Just as harvesting a field of carrots is different from deliberately vandalising them while they're growing, so slaughtering an animal for food is different from killing it before it's ready. Indeed, the deliberate wastage of animals without consumption is generally regarded as a "satanic" practice.

Moreover, it is not accurate to presume that many of the animals being slaughtered are going to be slaughtered forthwith. For example, Suckler Beef cows, that is, cows which give birth yearly in completely natural conditions, to calves which are fattened and eventually sold for slaughter, will usually live for around 10 years themselves - although 14 years is not uncommon, and some reach 20 years, giving birth to new life every year. Unfortunately, modern dairy cows, on the other hand, are usually subject to fairly intensive conditions and rarely last beyond 7 years old. Breeding ewes have 8 years ahead of them.

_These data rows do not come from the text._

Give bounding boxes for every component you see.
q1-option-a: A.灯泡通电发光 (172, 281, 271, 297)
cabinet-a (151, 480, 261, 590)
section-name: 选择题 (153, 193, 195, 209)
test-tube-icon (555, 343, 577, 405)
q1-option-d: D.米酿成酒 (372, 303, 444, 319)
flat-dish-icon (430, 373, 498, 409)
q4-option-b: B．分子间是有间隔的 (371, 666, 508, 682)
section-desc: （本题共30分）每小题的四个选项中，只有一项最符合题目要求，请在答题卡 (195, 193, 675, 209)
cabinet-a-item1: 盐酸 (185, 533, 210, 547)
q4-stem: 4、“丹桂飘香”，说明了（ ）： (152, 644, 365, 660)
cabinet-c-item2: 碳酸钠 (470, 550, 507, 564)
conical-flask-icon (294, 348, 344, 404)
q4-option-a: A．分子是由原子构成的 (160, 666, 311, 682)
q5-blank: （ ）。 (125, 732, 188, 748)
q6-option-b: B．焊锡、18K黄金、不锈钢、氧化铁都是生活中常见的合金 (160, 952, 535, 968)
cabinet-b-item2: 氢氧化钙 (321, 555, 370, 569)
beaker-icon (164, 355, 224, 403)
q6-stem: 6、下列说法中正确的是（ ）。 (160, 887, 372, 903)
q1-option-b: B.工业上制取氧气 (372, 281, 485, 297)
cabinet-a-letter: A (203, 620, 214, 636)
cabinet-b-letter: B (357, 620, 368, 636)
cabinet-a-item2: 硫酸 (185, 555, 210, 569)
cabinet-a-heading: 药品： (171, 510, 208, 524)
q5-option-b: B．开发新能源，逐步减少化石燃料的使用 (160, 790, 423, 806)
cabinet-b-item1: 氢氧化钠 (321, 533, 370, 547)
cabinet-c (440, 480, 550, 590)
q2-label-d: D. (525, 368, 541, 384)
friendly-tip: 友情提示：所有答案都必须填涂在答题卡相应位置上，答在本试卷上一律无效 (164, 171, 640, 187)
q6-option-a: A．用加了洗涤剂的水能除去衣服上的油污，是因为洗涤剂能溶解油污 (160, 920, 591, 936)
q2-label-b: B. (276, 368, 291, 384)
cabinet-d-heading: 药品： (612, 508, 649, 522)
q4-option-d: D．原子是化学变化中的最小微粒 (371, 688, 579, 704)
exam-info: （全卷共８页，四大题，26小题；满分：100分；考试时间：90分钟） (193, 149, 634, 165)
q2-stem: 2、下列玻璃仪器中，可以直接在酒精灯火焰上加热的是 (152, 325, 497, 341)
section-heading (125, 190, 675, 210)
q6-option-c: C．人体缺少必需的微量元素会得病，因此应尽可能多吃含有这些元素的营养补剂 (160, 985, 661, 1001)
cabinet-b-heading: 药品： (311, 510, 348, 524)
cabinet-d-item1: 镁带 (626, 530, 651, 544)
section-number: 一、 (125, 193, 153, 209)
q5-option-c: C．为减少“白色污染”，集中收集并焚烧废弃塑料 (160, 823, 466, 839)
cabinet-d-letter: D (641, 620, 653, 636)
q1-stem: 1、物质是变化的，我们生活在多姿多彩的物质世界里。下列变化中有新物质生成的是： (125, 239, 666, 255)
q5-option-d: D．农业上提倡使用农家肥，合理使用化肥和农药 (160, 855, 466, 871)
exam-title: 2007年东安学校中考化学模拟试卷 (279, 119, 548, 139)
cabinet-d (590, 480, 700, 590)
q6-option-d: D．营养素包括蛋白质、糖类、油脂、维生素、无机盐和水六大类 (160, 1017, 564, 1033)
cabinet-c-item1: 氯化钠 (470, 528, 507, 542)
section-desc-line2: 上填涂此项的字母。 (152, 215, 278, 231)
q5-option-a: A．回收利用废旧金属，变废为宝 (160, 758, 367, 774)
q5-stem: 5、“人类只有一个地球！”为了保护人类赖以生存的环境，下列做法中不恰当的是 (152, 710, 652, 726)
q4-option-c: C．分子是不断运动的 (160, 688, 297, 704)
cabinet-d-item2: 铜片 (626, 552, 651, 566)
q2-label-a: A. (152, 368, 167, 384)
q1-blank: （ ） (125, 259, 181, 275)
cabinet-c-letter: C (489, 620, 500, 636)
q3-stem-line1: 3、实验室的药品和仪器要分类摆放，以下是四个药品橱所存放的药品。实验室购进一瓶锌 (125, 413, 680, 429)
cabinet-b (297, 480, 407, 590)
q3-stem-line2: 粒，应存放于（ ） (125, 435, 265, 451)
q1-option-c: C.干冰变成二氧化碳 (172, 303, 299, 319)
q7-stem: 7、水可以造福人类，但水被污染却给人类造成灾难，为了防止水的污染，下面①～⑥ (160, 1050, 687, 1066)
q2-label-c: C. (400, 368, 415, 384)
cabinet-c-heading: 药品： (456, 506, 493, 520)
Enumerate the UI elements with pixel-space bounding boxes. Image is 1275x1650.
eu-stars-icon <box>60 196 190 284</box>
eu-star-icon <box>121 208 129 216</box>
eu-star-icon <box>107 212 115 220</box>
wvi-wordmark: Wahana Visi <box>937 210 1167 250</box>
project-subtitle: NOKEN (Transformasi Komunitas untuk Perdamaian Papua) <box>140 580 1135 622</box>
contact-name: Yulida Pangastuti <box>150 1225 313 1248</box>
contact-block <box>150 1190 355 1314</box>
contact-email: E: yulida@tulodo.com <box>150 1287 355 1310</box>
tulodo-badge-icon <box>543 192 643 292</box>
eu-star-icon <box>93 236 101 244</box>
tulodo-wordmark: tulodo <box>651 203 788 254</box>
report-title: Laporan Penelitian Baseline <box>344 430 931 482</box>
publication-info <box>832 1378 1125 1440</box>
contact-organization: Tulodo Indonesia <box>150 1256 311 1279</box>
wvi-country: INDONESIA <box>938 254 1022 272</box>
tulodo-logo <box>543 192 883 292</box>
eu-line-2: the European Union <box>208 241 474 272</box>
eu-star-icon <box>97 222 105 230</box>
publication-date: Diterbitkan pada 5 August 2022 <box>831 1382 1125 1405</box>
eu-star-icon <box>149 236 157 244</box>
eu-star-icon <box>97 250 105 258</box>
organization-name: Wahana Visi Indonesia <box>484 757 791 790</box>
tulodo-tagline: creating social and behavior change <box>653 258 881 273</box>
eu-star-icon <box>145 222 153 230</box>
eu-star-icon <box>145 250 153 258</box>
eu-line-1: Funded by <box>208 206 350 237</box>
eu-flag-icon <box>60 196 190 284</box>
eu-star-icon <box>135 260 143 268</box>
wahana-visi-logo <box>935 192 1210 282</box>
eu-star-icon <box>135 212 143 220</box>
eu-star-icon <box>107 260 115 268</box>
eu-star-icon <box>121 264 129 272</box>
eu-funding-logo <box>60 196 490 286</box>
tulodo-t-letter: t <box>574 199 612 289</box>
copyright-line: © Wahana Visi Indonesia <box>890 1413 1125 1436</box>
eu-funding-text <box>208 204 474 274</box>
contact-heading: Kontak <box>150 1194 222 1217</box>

"You need to examine your conscience if you are trying to prevent this slaughter process."
This is a blatant attempt to make farmers confused and guilty. The people who need to examine their consciences are those farming "leaders" who are leading their members, quite literally, and however unwittingly, to the slaughter. Also, those vets who, however unwittingly, are abusing their professional position by collaborating with an economic agenda rather than an animal health policy, and who are betraying their professional motivation which is, presumably, to heal sick animals.

The people who need to "examine their consciences" are those who are destroying the lives, livelihoods and life's work of people throughout Britain.

Below: Clarissa Dickson Wright argues for vaccination and an end to the needless killing.


"But wouldn't vaccination lead to the disease becoming endemic?"
Prof Fred Brown, FRS, of the United States Department of Agriculture, is one of the top experts on Foot and Mouth in the world and he has recently stated (see his letter posted at that infected animals can be distinguished from vaccinated animals by a simple test of their blood. If a vaccinated animal becomes infected, then it can be identified by this test.

He also stated that if a vaccinated animal becomes infected and becomes a carrier then it is extremely unlikely that it would pass on the virus to other animals. Many attempts to infect animals by bringing them into contact with carrier animals have failed and he knows of only one case!

That also bears out the finding of the 1968 Official Report into the 1967 outbreak. That report concurred with the earlier Gower Report of the 1950s that: 'slaughter is a crude and primitive way of dealing with the disease.'

And the 1968 report emphasised that 'the danger of carrier animals had been exaggerated and that carriers in a susceptible population did not constitute a significant risk'.

"After all the pain and anguish the farmers have been through, to introduce vaccination now would be a betrayal of all those farmers who have sacrificed stock, in order to stop the disease without resorting to vaccination."
It is strange reasoning that uses the recent history of "pain and anguish" to justify the continuation of the slaughter. All woefully errant behaviour causes pain and anguish. That is not an argument for more of the same.

It is also a misrepresentation to suggest that farmers have "sacrificed" their stock in order to try to eradicate this disease. A sacrifice is something done willingly. In the face of a massive abuse of state power, the farmers have had no alternative.

"This is a very dangerous disease"
It's not as dangerous as government policy! Whatever the disease may be like, the mass slaughter "cure" is considerably worse!

How many animals have died of Foot and Mouth in Britain in this present outbreak? Not a single one! No animals have died of Pan Asian Foot and Mouth in Britain. However, well over a million have been killed as a direct result of government policy. So, I ask you: which is the bigger killer - Foot and Mouth disease, or government policy?